Neste livro, Tarso de Melo nos ensina que é preciso estar presente e atento, “enfrentar todo dia/ a luta do dia” e, ao mesmo tempo, voltar, resgatar o olhar da criança, “olhar para tudo como se pela primeira vez”, ou do cão, que “morde/ as normas/ da casa”; que é preciso insistir, perseguir pelos lugares mais incertos, nas formas mais selvagens, até desvendar “na lágrima/ que corta a cara/ torta a palavra/ alegria.”

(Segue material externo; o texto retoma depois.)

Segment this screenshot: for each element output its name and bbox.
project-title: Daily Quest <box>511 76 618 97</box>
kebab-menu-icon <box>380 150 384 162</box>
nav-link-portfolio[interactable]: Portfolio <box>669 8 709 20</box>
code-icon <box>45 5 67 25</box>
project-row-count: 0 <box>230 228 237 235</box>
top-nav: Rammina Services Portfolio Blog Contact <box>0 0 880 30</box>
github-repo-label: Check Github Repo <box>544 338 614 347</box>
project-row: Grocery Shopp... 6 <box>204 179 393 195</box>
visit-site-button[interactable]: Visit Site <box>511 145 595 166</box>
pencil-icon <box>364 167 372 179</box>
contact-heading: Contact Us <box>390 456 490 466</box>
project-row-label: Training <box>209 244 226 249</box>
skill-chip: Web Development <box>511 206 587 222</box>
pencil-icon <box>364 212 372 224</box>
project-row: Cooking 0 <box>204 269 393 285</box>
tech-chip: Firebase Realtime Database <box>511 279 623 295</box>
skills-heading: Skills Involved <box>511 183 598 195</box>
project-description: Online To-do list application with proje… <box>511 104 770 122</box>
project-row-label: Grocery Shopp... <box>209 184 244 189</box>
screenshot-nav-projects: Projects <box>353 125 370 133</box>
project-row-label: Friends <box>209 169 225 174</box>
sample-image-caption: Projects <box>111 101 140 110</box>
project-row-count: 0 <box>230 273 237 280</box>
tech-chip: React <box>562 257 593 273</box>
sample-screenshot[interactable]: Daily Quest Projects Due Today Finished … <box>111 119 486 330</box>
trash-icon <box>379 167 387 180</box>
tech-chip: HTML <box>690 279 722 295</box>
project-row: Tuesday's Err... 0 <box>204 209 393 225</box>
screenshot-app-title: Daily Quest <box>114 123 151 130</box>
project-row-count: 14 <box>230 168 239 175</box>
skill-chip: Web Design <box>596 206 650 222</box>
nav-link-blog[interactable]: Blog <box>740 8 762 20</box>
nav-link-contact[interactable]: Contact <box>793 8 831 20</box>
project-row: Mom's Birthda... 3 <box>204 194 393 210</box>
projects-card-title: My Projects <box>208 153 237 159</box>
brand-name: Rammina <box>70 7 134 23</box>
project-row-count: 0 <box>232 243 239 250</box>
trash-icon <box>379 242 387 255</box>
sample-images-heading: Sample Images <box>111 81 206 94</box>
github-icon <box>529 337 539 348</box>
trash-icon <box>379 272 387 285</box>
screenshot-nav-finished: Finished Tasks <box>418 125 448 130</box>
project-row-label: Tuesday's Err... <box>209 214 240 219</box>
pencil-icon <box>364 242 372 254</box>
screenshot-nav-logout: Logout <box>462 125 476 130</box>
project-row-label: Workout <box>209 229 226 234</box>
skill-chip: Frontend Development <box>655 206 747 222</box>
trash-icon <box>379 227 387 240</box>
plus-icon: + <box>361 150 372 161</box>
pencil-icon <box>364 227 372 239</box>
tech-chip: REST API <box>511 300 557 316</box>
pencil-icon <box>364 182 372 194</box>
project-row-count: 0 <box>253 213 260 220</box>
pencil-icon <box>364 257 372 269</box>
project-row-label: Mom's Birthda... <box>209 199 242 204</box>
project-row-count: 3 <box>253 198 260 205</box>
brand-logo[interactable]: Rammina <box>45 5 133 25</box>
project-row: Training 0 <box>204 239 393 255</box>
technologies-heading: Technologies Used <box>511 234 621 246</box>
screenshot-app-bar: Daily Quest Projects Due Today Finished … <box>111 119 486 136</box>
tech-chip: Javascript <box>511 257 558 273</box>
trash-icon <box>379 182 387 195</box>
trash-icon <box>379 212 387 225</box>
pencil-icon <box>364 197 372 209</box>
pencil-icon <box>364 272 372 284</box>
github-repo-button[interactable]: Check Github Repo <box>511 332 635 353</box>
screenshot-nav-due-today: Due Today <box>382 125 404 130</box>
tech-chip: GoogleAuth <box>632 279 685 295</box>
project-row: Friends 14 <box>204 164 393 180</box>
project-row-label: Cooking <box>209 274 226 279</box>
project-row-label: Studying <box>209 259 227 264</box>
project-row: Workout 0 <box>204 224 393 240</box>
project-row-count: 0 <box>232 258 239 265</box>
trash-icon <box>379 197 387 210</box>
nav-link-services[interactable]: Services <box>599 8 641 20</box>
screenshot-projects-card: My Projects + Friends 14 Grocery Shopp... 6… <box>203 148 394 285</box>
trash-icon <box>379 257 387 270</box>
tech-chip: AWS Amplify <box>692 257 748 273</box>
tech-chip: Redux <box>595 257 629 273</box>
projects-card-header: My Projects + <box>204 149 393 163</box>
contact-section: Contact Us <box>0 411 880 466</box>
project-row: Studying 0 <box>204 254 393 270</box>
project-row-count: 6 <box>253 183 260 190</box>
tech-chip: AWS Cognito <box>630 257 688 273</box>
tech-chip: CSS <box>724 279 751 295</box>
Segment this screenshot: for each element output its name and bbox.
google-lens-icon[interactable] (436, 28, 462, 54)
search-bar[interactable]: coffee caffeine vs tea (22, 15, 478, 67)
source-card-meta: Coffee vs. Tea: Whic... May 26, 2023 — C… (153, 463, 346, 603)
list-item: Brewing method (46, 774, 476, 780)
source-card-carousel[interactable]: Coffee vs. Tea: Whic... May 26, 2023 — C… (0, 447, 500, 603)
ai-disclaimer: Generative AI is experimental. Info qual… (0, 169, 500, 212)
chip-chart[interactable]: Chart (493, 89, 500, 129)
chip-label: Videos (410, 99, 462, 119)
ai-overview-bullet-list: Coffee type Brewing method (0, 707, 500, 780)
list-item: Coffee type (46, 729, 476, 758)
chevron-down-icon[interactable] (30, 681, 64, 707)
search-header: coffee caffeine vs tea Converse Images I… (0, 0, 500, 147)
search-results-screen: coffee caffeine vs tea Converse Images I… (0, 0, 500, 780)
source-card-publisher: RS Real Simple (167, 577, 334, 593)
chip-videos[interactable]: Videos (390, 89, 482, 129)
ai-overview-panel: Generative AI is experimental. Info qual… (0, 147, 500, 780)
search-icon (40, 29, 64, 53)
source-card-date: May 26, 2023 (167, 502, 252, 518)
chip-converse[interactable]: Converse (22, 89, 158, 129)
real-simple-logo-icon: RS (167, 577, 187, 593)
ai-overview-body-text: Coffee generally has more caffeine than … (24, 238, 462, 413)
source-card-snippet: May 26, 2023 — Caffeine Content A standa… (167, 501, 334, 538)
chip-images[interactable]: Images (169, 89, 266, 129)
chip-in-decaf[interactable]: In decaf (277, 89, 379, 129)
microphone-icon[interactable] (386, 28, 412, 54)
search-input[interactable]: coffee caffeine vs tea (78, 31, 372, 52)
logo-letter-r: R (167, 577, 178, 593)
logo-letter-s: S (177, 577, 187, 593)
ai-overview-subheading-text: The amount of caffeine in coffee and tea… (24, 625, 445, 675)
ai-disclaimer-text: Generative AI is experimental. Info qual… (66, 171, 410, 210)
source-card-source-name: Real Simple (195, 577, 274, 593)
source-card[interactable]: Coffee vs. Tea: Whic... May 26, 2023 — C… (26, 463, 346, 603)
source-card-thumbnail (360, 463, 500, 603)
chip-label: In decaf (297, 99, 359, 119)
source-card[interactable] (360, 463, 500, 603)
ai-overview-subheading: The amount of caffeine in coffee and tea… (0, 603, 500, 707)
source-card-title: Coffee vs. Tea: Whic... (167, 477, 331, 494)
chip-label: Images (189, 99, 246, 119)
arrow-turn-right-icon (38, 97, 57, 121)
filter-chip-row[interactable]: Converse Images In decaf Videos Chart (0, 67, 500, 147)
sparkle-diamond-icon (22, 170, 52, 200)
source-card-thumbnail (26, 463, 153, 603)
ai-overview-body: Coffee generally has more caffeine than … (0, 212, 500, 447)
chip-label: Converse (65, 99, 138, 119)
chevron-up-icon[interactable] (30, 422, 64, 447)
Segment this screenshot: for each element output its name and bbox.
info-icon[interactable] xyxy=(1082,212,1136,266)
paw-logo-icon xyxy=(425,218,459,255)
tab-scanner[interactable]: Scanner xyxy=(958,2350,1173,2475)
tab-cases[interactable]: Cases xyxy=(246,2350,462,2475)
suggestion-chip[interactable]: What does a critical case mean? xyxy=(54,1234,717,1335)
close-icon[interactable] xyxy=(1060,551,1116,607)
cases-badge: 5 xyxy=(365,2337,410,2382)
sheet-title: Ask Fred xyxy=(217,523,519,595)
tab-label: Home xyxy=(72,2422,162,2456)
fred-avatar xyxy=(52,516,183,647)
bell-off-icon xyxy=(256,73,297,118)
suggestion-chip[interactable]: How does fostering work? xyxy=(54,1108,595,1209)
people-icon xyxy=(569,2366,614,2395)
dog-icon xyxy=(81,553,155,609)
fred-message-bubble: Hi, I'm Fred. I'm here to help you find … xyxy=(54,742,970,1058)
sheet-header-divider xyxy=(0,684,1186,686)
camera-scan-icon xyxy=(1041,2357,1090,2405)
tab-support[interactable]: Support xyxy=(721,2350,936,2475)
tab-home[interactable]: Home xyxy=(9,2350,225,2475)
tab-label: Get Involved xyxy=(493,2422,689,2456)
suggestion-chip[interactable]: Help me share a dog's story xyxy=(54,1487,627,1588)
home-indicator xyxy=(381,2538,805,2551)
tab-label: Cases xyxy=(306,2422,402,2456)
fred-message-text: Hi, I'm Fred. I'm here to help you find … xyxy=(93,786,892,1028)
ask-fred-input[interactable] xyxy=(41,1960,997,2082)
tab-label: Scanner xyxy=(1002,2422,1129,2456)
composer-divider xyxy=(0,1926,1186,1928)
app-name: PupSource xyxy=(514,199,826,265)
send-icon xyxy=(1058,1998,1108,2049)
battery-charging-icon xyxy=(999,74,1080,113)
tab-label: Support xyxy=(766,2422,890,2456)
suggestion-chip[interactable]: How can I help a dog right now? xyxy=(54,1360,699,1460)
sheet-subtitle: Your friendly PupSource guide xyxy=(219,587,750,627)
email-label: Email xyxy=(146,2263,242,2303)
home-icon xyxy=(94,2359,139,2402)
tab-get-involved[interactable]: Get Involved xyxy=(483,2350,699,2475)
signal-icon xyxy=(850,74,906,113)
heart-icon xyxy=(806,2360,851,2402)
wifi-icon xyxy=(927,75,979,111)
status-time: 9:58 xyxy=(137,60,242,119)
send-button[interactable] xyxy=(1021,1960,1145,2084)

As formas selvagens da alegria é um livro importante, uma meditação sobre como seguir em frente com dignidade diante das adversidades que nos atingem sem jamais desviarmos delas, ao contrário, de olhos abertos e atentos ao que está fora – se é que existe uma fronteira – e ao que está dentro; um livro com o poder de apontar caminhos, “plantar no dia a bomba do novo”, a síntese do que este grande poeta tem feito até aqui, não só como poeta mas,
imagino, como ser humano também.

Voltar à pergunta primordial
olhar para tudo como se pela primeira vez
construir um tempo em que haja futuro.

Novelo
como escapar ao labirinto
do próprio pensamento
se as paredes que nos prendem,
a criatura disposta a nos engolir
e o fio a que nos apegamos
são uma mesma e única coisa?

Sopro
um mapa do país
uma tesoura
a janela aberta
cortar com cuidado
estado por estado
respeitando as fronteiras
pela última vez
jogar o país
em pedaços
para o alto
agora – deixar
soprar – o vento
até reinventar
a velha geografia
recolher o país
do chão
recomeçar.

Comércio
alguém que não se vende
alguém por quem não dão nada
alguém que tem valores
alguém que (dizem) não vale nada
alguém que não quer troca
alguém que (dizem) é zero à esquerda
alguém que se doa
alguém que se poupa
alguém que
alguém que merece seu (a)preço.

Entretanto
todo dia é apenas mais um dia
do fim dos tempos: ele dizia, enquanto
mergulhávamos no longo entretanto
era difícil saber, àquela altura,
que não restaria nenhuma Grande História
em que lançar nossos músculos
nenhuma missão à nossa espera
apenas acordar, acordar de novo
coberto pelo dia imenso, lançar os pés
sentir a hora descendo quente
o que de melhor se pode fazer?
fazer tudo de novo todos os dias
dizer tudo de novo todos os dias
plantar no dia a bomba do novo.

***

Tatiana Eskenazi, é poeta e tem dois livros publicados: Seu retrato sem você (Editora Quelônio) e Na carcaça da cigarra (Laranja Original).